I thought I would share this and give ya'll something to chuckle over and be amazed at as was I. My Grandboys came in and wanted to show me a tomatoe plant that had come up in a strange place and so off we went. Out back under a couple of cedar trees where we have a heavy mulch area that the boys have a tree swing set up they showed me this. Now I don't know what variety it is and I am not sure exactly how it came to be, probably from a squirrl or opposum that grabs a tomatoe and takes it back there to eat and the seeds took hold. But don't ever let anyone tell you that a tomatoe plant won't grow from a seed from another tomatoe and that they are picky about where they will sprout from. I plan to transplant this one to the raised bed this weekend and give it a chance to produce. Nature is amazing and life always seems to find a way.:flower:
*By the way this area gets almost no NO SUNSHINE just a little late in the afternoon*.


----------



## goshengirl (Dec 18, 2010)

That is a good one, indeed! 

We have a 'Potter's Field' for our volunteers, any and all get transplanted there. Except for the one we found growing in the shed. Yep, our dirt floor shed. We kept stepping around it and forgetting about it, and now it's too big to transplant safely. So we'll leave it there and see what happens.

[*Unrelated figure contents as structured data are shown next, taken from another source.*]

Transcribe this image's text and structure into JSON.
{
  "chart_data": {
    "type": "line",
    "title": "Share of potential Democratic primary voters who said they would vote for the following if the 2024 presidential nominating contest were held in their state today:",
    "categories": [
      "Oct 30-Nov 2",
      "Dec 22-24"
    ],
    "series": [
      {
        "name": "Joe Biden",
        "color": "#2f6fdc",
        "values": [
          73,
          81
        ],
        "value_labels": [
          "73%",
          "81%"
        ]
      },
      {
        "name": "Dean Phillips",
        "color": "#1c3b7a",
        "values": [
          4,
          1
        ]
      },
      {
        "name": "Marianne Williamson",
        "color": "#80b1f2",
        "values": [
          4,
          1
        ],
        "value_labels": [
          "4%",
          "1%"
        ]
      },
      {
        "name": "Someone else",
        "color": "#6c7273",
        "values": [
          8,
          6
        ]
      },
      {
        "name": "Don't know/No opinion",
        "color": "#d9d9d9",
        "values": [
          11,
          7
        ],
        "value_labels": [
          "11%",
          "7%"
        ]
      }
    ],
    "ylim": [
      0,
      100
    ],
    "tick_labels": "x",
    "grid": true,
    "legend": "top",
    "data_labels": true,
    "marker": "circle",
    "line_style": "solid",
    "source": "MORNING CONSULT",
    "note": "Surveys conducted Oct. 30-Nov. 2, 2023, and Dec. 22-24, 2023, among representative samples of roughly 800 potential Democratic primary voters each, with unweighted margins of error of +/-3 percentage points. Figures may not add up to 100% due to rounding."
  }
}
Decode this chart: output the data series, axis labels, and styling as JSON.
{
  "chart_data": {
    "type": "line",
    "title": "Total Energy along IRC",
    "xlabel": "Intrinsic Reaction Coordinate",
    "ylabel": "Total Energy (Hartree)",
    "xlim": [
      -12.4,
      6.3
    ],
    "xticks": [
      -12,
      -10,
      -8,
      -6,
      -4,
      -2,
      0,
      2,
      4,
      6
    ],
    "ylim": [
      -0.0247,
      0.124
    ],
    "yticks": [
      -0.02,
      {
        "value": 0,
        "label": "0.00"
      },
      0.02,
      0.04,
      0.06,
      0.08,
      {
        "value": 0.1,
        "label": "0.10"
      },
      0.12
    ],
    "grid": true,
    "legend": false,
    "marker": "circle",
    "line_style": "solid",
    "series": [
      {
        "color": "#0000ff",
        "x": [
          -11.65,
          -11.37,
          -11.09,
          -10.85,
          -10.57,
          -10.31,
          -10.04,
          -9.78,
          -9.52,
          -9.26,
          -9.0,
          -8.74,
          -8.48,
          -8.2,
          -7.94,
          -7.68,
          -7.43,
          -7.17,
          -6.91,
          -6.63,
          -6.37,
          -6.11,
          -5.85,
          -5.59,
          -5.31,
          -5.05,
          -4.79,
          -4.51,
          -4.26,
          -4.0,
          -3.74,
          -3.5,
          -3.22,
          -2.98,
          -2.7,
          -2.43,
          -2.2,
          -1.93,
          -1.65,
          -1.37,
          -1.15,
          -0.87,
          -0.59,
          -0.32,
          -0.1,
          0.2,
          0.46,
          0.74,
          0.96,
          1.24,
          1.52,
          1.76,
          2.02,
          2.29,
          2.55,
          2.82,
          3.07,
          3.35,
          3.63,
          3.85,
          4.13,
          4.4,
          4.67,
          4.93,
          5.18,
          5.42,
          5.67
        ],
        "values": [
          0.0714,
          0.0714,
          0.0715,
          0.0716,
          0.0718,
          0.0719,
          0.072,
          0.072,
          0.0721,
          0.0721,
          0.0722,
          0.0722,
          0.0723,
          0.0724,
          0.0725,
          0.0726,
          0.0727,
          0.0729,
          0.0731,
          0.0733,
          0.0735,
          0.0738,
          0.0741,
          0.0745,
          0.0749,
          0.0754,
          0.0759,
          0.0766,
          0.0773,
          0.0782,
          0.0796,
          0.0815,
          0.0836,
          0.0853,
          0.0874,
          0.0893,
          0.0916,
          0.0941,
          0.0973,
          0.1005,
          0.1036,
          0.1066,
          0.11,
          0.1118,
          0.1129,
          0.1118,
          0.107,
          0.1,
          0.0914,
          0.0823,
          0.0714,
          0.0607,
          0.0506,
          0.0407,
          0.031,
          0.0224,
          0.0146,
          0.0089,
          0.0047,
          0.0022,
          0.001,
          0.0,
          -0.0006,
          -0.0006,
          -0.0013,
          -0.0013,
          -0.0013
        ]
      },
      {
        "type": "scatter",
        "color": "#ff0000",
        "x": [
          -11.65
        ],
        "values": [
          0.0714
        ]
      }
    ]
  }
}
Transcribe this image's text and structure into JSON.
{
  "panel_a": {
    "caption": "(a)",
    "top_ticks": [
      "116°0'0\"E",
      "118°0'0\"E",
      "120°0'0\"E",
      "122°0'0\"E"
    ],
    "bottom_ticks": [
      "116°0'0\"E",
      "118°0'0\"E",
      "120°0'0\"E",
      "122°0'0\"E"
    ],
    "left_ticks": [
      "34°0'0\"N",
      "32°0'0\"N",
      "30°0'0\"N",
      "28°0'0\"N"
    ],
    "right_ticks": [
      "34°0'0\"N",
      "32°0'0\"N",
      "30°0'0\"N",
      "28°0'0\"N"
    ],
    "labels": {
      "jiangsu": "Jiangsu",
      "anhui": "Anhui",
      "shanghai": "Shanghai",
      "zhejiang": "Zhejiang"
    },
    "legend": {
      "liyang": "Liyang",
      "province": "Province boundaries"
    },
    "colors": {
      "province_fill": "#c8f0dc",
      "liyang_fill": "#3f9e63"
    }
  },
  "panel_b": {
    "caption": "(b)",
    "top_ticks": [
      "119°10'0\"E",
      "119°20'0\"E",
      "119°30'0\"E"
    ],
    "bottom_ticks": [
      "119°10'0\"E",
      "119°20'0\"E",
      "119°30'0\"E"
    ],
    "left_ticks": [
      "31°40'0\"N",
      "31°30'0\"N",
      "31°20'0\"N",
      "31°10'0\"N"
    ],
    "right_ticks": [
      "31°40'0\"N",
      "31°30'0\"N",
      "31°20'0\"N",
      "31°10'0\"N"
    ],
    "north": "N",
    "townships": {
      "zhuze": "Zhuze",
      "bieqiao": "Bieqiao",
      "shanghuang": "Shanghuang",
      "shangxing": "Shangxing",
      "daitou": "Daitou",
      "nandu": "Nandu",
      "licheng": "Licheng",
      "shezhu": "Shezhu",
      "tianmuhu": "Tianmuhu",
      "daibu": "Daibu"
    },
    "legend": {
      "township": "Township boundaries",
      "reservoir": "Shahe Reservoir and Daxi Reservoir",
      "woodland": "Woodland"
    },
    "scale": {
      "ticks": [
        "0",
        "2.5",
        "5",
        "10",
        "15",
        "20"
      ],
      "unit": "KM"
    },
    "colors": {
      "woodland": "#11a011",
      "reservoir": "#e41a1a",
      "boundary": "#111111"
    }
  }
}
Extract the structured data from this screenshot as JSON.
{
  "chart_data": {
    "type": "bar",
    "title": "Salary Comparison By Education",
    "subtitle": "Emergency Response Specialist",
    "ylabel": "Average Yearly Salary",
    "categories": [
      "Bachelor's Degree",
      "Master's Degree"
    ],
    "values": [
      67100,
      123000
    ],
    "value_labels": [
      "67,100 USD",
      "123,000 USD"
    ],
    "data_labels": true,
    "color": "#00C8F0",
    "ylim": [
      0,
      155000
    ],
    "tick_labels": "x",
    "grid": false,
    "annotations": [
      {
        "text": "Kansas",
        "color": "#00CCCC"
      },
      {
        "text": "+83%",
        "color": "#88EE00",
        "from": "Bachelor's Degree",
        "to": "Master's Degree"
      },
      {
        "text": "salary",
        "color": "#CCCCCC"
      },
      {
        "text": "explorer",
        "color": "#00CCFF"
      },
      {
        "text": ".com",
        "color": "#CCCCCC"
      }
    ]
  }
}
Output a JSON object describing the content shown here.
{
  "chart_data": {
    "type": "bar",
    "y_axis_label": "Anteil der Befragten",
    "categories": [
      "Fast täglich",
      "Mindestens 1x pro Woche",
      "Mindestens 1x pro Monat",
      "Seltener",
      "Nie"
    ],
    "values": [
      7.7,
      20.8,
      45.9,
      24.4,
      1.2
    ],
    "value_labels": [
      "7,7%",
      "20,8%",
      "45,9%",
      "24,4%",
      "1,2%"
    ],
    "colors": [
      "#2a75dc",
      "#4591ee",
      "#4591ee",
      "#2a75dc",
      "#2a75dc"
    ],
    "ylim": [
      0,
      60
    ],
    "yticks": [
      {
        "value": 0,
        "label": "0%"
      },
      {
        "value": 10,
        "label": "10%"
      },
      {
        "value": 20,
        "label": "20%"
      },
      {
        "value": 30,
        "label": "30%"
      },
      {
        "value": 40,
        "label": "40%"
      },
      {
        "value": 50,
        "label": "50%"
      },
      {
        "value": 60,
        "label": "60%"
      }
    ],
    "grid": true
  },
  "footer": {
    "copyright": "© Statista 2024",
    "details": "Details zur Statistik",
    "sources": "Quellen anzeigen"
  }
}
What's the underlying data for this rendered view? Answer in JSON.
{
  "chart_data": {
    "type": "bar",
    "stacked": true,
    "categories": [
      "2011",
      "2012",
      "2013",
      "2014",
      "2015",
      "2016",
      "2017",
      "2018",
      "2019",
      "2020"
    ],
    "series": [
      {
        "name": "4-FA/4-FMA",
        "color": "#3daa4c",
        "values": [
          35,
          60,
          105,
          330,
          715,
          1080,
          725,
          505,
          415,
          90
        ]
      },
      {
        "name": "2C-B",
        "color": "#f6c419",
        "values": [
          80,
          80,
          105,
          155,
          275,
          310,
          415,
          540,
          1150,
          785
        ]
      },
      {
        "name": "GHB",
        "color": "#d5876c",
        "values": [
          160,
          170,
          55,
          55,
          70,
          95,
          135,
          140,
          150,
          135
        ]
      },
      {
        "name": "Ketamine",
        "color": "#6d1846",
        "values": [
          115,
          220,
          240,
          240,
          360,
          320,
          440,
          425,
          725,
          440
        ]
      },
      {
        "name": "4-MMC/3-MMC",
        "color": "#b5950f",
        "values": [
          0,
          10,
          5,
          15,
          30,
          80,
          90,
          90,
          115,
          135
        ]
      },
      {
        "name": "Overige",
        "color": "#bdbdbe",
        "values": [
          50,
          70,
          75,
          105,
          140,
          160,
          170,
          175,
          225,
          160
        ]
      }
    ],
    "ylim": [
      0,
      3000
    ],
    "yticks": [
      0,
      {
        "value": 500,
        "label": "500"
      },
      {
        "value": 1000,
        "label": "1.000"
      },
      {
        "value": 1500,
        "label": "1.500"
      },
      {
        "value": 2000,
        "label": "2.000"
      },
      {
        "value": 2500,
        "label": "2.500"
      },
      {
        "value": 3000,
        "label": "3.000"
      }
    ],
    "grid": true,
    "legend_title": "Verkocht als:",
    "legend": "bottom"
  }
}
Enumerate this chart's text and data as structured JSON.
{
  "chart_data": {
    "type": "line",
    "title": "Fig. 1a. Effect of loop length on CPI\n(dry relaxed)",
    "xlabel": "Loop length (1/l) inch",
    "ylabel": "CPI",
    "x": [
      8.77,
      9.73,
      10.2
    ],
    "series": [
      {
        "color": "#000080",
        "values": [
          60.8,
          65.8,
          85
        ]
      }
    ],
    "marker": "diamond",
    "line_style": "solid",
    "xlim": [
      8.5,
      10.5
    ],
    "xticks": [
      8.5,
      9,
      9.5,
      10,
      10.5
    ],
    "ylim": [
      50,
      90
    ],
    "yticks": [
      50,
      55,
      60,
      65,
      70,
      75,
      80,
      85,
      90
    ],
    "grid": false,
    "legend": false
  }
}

I love seeing where the volunteers come up. Gives a bit of a clue as to the critter activity around our place.


----------



## JayJay (Nov 23, 2010)

I had a few sweet potato plants on the porch--healthy, beautiful and full.
Only problem, the planter was too small.
So, I transplanted them and the very first one had a surprise.
HOw that plant lived with a sweet potato underneath it and hardly any room for the roots?--unbelievable.
I washed, peeled, and ate that sweet potato.:laugh:
Very good.

This ...
http://lh5.ggpht.com/uV47dh_N2ptStQ...9i2xGWzg9uipaqaaObmccPPXrQVnTZHTzpNPbziQ=s580

is the plant and the potato was a regular sweet potato other than it's light color, almost pink.


----------



## crabapple (Jan 1, 2012)

We call them "Jesus Plants", God put them there so the stupid will not die from hunger.
If stupid does not claim them quickly, then I plant them in a row.
I have heard all kinds of things, that we have been going for years was untrue.
I have had "wild" tomatoes on the farm for over 30 years.
I have heard not to plant in the bloom or on a dark moon or grow collards year around.
That this seed or that seed will only be good for 36 months & I am planting seeds my father gathered & he pasted over ten years ago.
So I am not surprised that some people thing tomatoes are hard to grow from seeds.
Most people plant small seeds too deep.
I was raised on a farm, watched my father plant purple top turnips many time.
He alway planted enough for the church, friends,widows & feed any lift to the pigs.
But the first ones I did by myself did not come up, the second year only a few around the sides of the patch came up.
I ask another farmer, he pointed out that I had cover them with touch soil.
I have not had the problem, after that season.


----------